Eu senti o meu sangue ferver, ser útil não era um capricho, era uma necessidade, eu não queria depender de ninguém, queria mostrar a todos eles que era uma sobrevivente, mas depois das palavras de Bob eu não insisti, não queria ficar ao lado dele em uma ronda se era isso que ele pensava de mim. Me sentei próxima da janela e não olhei para ninguém. Ignorei a conversa dos soldados até que tornei a ouvir a voz de Bob.

-Não era um zumbi, não encontrei nada vivo lá embaixo e nada que estivesse fora do lugar.

-Vamos ficar alertas essa noite- disse Alec- podemos ter intrusos.

-Pego o primeiro turno - falou Bob, e então outros horários foram distribuídos. Eu encarei Josh com evidente desejo de ganhar o que fazer mas tudo o que ele fez foi me lançar um olhar de "nem adianta perder seu tempo" .

Comi uma lata de sopa fria e resolvi sair para pensar um pouco.

-Onde você vai? Pediu Michael

-Respirar- respondi contra vontade- Tem muito ar respirado nesse cômodo.

-Nesse caso Alec irá com você- respondeu tranquilamente enquanto comia feijões de uma lata amassada.

-Eu não preciso de guarda-costas- respondi com raiva mas ele apenas arqueou as sobrancelhas e voltou a comer.

-Vou com ela- interpôs Daryl.

-Fique fora disso Dixon- respondi a ele. Mas quando eu sai do quarto ele me seguiu mesmo assim.

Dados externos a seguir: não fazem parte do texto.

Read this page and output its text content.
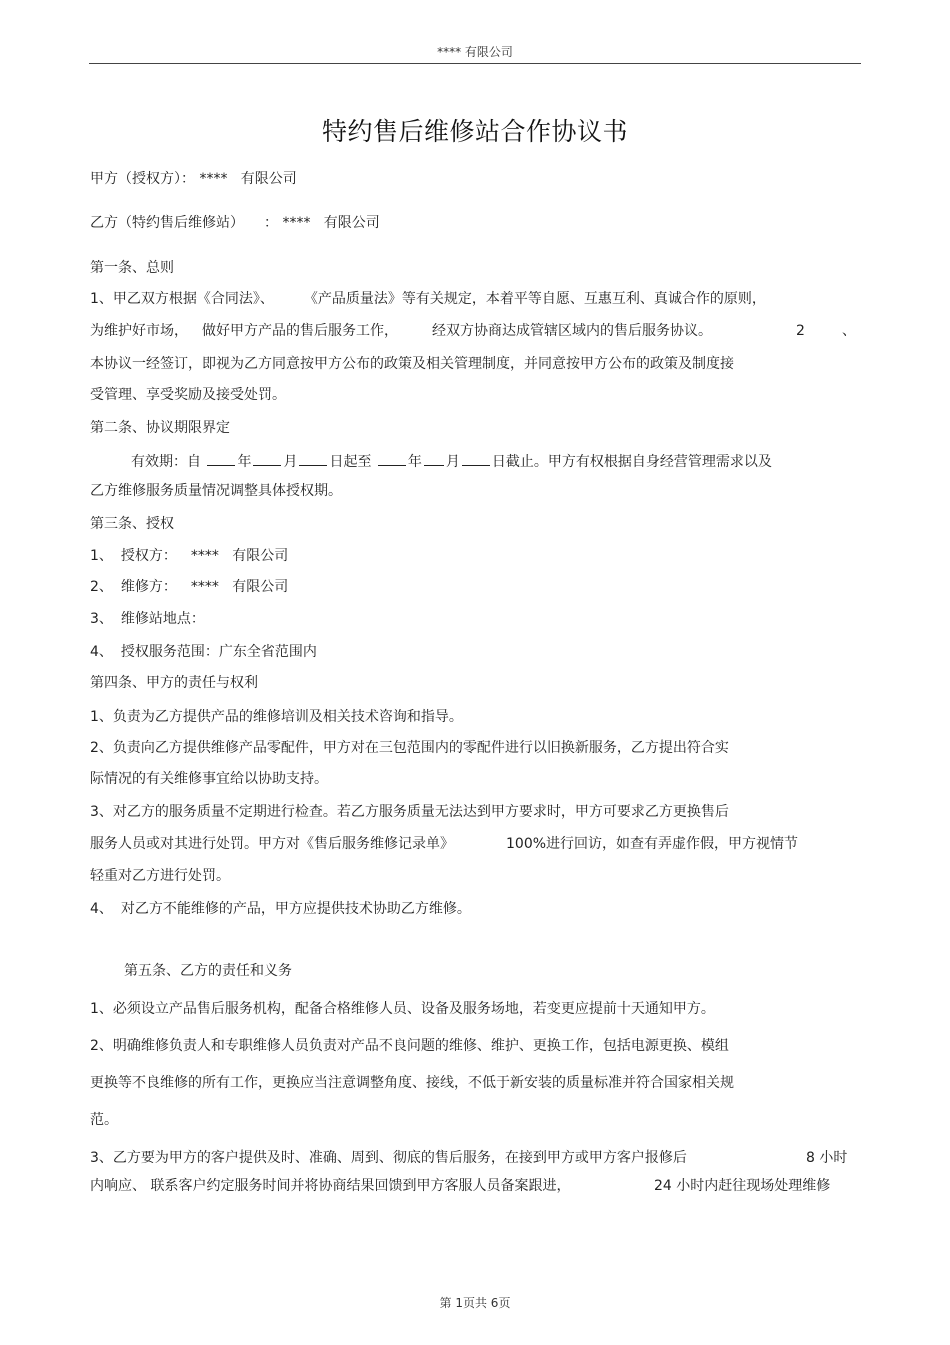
**** 有限公司
特约售后维修站合作协议书
甲方（授权方）： ****   有限公司
乙方（特约售后维修站） ： ****   有限公司
第一条、总则
1、甲乙双方根据《合同法》、 《产品质量法》等有关规定，本着平等自愿、互惠互利、真诚合作的原则，
为维护好市场， 做好甲方产品的售后服务工作， 经双方协商达成管辖区域内的售后服务协议。	2	、
本协议一经签订，即视为乙方同意按甲方公布的政策及相关管理制度，并同意按甲方公布的政策及制度接
受管理、享受奖励及接受处罚。
第二条、协议期限界定
有效期：自	年 月 日起至	年 月 日截止。甲方有权根据自身经营管理需求以及
乙方维修服务质量情况调整具体授权期。
第三条、授权
1、 授权方： ****   有限公司
2、 维修方： ****   有限公司
3、 维修站地点：
4、 授权服务范围：广东全省范围内
第四条、甲方的责任与权利
1、负责为乙方提供产品的维修培训及相关技术咨询和指导。
2、负责向乙方提供维修产品零配件，甲方对在三包范围内的零配件进行以旧换新服务，乙方提出符合实
际情况的有关维修事宜给以协助支持。
3、对乙方的服务质量不定期进行检查。若乙方服务质量无法达到甲方要求时，甲方可要求乙方更换售后
服务人员或对其进行处罚。甲方对《售后服务维修记录单》	100%进行回访，如查有弄虚作假，甲方视情节
轻重对乙方进行处罚。
4、 对乙方不能维修的产品，甲方应提供技术协助乙方维修。
第五条、乙方的责任和义务
1、必须设立产品售后服务机构，配备合格维修人员、设备及服务场地，若变更应提前十天通知甲方。
2、明确维修负责人和专职维修人员负责对产品不良问题的维修、维护、更换工作，包括电源更换、模组
更换等不良维修的所有工作，更换应当注意调整角度、接线，不低于新安装的质量标准并符合国家相关规
范。
3、乙方要为甲方的客户提供及时、准确、周到、彻底的售后服务，在接到甲方或甲方客户报修后	8 小时
内响应、 联系客户约定服务时间并将协商结果回馈到甲方客服人员备案跟进，	24 小时内赶往现场处理维修
第 1页共 6页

-Você não precisa continuar bancando a babá- falei enquanto descia as escadas.

-Não estou fazendo isso por você- disse ele passando a minha frente- Estou fazendo por mim. Esses caras são um saco as vezes.

Ele chegou ao primeiro andar e rumou até a porta. Eu senti raiva e solidão pela indiferença dele mas não disse nada. Ele tirou os entulhos que empilhamos contra a porta da frente e segurou a maçaneta.

-Vamos caçar alguma coisa- sugeriu, e quando abriu a porta havia uma arma apontada para seu rosto.

-Ou vamos ser caçados- comentei me preparando para mais uma batalha.